I'm not quite sure what terminology to search for, so my title is funky... Here is the workflow I've got:
Semi-structured documents are scanned to file. The files are OCR'd to text.
The text is parsed into Python objects
The objects are serialized (to SQL, JSON, whatever) for use.
The documents are structures like this:
HEADER blah blah, Page ###
blah
Garbage text...
1. Question Text...
continued until now. A. Choice text...
adsadsf. B. Another Choice...
2. Another Question...
I need to extract the questions and choices. The problem is that, because the text is OCR output, there are occasional strange substitutions like '2' - 'Z' which makes ordinary regular expressions useless. I've tried the Levenshtein module and it helps, but it requires prior knowledge of what edit distance is to be expected.

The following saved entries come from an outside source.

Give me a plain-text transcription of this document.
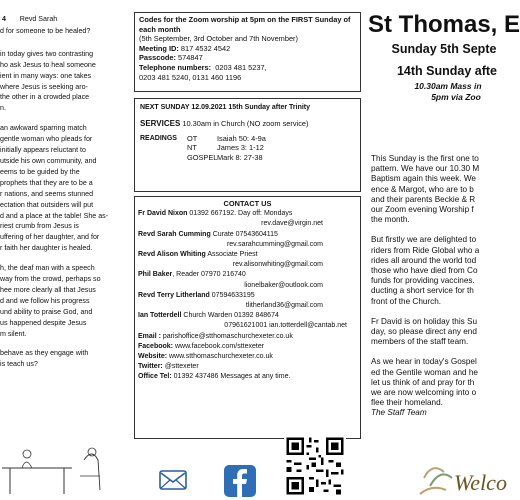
4 Revd Sarah

d for someone to be healed?

in today gives two contrasting
ho ask Jesus to heal someone
ient in many ways: one takes
where Jesus is seeking aro-
the other in a crowded place
n.

an awkward sparring match
gentle woman who pleads for
initially appears reluctant to
utside his own community, and
eems to be guided by the
prophets that they are to be a
r nations, and seems stunned
ectation that outsiders will put
d and a place at the table! She as-
riest crumb from Jesus is
uffering of her daughter, and for
r faith her daughter is healed.

h, the deaf man with a speech
way from the crowd, perhaps so
hee more clearly all that Jesus
d and we follow his progress
und ability to praise God, and
us happened despite Jesus
m silent.

behave as they engage with
is teach us?

Codes for the Zoom worship at 5pm on the FIRST Sunday of each month
(5th September, 3rd October and 7th November)
Meeting ID: 817 4532 4542
Passcode: 574847
Telephone numbers: 0203 481 5237,
0203 481 5240, 0131 460 1196
NEXT SUNDAY 12.09.2021 15th Sunday after Trinity
SERVICES 10.30am in Church (NO zoom service)
READINGS	OT	Isaiah 50: 4-9a
NT	James 3: 1-12
GOSPEL Mark 8: 27-38
CONTACT US
Fr David Nixon 01392 667192. Day off: Mondays
rev.dave@virgin.net
Revd Sarah Cumming Curate 07543604115
rev.sarahcumming@gmail.com
Revd Alison Whiting Associate Priest
rev.alisonwhiting@gmail.com
Phil Baker, Reader 07970 216740
lionelbaker@outlook.com
Revd Terry Litherland 07594633195
tlitherland36@gmail.com
Ian Totterdell Church Warden 01392 848674
07961621001 ian.totterdell@cantab.net
Email : parishoffice@stthomaschurchexeter.co.uk
Facebook: www.facebook.com/sttexeter
Website: www.stthomaschurchexeter.co.uk
Twitter: @sttexeter
Office Tel: 01392 437486 Messages at any time.
St Thomas, E
Sunday 5th Septe
14th Sunday afte
10.30am Mass in
5pm via Zoo

This Sunday is the first one to
pattern. We have our 10.30 M
Baptism again this week. We
ence & Margot, who are to b
and their parents Beckie & R
our Zoom evening Worship f
the month.

But firstly we are delighted to
riders from Ride Global who a
rides all around the world tod
those who have died from Co
funds for providing vaccines.
ducting a short service for th
front of the Church.

Fr David is on holiday this Su
day, so please direct any end
members of the staff team.

As we hear in today's Gospel
ed the Gentile woman and he
let us think of and pray for th
we are now welcoming into o
flee their homeland.

The Staff Team

Welco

I don't know whether I'm looking to create a parser? a lexer? something else? This has lead me down all kinds of interesting but nonrelevant paths. Guidance would be greatly appreciated. Oh, also, the text is generally from specific technical domains, so general spelling tools are not so helpful.
Regarding the structure of the documents, there is no clear visual pattern -- like line breaks or indentation -- with the exception of the fact that "questions" usually begin a line. Crap on the document can cause characters to appear before the actual beginning of the line, which means that something along the lines of r'^[0-9]+' does not reliably work.
Though the "questions" always begin with an int, a period and a space; the OCR can substitute other characters or skip characters. This is not so much a problem with Tesseract or Cunieform, rather with the poor quality of the paper documents.
#
Note: for the project in question, it was decided that having a human prep the OCR'd text was better that spending the time coding a solution. I'd still love good pointers, however.